Hitungan di atas nampaknya sudah benar padahal tidak jua. Kesalahan yang ada pada masih ada yang lulusan SD/SMP (13 orang pekerja). Gaji yang mereka terima seharusnya berbeda. Itulah sisi humanitas dan keindahan cinta yang ditunjukkan Pasangan ADA yaitu tetap mempekerjakan mereka walau usia sudah senja. Suatu hal yang sangat patut untuk dilembagakan.
Namun yang lulusan SLTA atau lebih tinggi tidaklah bisa diperlakukan sama dengan yang SLTP atau lebih rendah. Biasanya mereka yang berpendidikan menengan atas atau yang lebih tinggi difungsikan sebagai tenaga administrasi atau tenaga teknis strategis atau bidang medis.

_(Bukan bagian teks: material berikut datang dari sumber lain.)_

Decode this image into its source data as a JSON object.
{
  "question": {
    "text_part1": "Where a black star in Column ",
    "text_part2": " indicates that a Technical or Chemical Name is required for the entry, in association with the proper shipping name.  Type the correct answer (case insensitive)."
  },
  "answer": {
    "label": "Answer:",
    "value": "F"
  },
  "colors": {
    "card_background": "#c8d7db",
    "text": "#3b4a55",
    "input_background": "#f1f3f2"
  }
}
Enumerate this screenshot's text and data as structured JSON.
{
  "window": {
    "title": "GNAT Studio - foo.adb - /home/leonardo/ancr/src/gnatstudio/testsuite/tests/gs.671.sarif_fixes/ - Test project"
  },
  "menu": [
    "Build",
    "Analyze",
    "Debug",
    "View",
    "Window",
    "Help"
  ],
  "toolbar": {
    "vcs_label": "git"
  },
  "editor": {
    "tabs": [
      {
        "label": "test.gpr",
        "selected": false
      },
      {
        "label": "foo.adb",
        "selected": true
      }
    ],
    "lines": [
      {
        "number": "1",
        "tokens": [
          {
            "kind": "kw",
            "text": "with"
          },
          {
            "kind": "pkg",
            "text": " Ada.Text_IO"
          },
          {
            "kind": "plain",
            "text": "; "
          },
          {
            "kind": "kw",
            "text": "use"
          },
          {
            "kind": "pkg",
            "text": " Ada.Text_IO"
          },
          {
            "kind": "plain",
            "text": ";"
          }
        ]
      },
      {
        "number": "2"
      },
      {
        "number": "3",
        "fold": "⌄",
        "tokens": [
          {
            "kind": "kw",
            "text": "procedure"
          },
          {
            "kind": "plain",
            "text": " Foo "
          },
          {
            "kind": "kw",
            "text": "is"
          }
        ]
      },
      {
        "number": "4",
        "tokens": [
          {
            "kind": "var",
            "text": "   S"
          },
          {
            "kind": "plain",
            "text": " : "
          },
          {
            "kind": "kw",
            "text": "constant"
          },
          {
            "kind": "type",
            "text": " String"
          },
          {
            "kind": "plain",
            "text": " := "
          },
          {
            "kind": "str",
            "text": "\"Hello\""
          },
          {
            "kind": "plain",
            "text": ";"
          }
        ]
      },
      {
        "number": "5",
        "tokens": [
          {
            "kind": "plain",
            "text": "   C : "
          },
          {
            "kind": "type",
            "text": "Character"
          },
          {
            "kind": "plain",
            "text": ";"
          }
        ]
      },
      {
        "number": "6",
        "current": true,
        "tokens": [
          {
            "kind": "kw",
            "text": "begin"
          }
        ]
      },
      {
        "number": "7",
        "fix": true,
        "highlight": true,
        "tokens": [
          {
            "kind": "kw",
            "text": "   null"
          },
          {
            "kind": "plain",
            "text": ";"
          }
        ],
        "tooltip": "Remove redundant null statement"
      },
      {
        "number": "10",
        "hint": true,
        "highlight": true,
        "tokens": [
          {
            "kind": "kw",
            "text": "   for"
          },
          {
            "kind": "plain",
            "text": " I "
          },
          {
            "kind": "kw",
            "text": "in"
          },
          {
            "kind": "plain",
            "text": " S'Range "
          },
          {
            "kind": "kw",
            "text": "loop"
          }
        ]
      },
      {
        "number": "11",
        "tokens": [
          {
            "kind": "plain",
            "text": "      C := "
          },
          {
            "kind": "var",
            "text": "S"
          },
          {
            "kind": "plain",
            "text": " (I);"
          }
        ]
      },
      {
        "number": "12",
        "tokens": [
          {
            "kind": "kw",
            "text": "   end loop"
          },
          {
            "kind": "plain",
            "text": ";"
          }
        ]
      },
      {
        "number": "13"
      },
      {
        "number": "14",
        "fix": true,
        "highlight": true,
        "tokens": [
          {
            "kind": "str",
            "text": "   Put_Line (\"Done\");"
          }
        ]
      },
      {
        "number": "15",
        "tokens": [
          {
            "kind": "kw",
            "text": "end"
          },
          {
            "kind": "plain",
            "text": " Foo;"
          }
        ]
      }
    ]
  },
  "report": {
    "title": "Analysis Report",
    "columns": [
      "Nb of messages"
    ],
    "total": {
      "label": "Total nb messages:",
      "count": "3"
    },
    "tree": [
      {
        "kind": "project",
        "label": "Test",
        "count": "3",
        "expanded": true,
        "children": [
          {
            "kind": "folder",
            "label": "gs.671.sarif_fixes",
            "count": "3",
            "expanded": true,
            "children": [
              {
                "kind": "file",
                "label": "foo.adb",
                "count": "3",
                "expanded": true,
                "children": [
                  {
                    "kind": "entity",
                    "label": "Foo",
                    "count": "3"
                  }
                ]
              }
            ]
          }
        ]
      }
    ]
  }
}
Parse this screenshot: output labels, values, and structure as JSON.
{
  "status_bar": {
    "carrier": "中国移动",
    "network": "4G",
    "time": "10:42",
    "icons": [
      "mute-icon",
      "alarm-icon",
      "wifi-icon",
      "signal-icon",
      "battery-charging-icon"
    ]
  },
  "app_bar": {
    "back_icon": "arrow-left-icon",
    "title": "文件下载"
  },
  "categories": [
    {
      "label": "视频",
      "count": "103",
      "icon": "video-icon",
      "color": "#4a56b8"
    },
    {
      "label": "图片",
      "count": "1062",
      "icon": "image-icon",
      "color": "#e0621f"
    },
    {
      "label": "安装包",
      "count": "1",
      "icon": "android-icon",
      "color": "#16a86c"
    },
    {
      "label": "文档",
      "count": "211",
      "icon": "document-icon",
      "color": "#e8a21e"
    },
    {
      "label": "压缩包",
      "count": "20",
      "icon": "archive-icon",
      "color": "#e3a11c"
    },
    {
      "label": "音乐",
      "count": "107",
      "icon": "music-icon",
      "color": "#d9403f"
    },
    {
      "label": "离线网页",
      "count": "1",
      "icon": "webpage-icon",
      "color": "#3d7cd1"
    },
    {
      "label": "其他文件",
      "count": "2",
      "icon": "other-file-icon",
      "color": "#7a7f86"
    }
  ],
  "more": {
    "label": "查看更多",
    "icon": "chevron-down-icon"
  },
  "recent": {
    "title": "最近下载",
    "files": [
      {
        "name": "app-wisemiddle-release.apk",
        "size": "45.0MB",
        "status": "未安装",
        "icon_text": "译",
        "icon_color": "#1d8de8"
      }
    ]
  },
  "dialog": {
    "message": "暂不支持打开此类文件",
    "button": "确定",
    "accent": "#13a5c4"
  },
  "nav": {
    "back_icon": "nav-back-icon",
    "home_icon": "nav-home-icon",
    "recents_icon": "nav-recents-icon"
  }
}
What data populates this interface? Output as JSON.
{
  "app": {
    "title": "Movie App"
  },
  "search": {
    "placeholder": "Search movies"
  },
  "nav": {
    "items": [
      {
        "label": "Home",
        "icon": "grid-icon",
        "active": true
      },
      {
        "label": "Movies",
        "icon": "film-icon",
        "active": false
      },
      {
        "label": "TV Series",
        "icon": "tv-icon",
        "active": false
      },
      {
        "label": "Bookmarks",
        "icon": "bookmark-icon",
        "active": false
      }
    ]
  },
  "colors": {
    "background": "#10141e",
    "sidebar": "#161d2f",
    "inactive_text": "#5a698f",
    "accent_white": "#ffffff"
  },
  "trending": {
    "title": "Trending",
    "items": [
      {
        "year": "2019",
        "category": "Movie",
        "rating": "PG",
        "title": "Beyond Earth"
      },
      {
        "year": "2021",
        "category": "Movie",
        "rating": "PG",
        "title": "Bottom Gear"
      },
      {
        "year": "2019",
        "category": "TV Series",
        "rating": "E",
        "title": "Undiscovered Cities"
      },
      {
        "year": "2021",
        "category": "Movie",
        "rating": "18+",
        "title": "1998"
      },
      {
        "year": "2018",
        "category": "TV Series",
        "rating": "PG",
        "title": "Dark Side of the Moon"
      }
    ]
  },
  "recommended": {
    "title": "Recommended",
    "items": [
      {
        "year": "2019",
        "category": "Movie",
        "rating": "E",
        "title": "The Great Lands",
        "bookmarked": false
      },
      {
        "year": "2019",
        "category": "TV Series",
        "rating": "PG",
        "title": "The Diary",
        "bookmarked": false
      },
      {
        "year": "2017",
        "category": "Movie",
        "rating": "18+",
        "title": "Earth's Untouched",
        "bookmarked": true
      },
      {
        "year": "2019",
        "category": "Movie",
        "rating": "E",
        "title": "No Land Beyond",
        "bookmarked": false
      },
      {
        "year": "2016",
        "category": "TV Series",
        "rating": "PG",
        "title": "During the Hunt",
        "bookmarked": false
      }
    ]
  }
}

Mereka yang pada bidang medis dan latar belakang pendidikannya tenaga medis misalnya, memiliki perhitungan tersendiri dan seharusnya tidak terdapat perkenan mengangkat mereka dengan perjanjian kerja waktu tertentu karena sifat kerjanya tetap (ayat (2) pasal 59 UU 13/2003). Bisa saja mereka semua diikat dengan perjanjian kerja waktu tertentu asal saja pekerjaan yang penyelesaiannya sementara sifatnya dan paling lama 3 (tiga) tahun (lihat huruf (b) ayat (1) pasal 59 UU 13/2003). Namun terjebak pada penggunaan dasar hukum UU 13/2003 tentang Ketenagakerjaan yang selalu mengacu pada UMK. Kontrak kerja yang jelas, masih juga disibukkan dengan batas maksimal perpanjangan kerja.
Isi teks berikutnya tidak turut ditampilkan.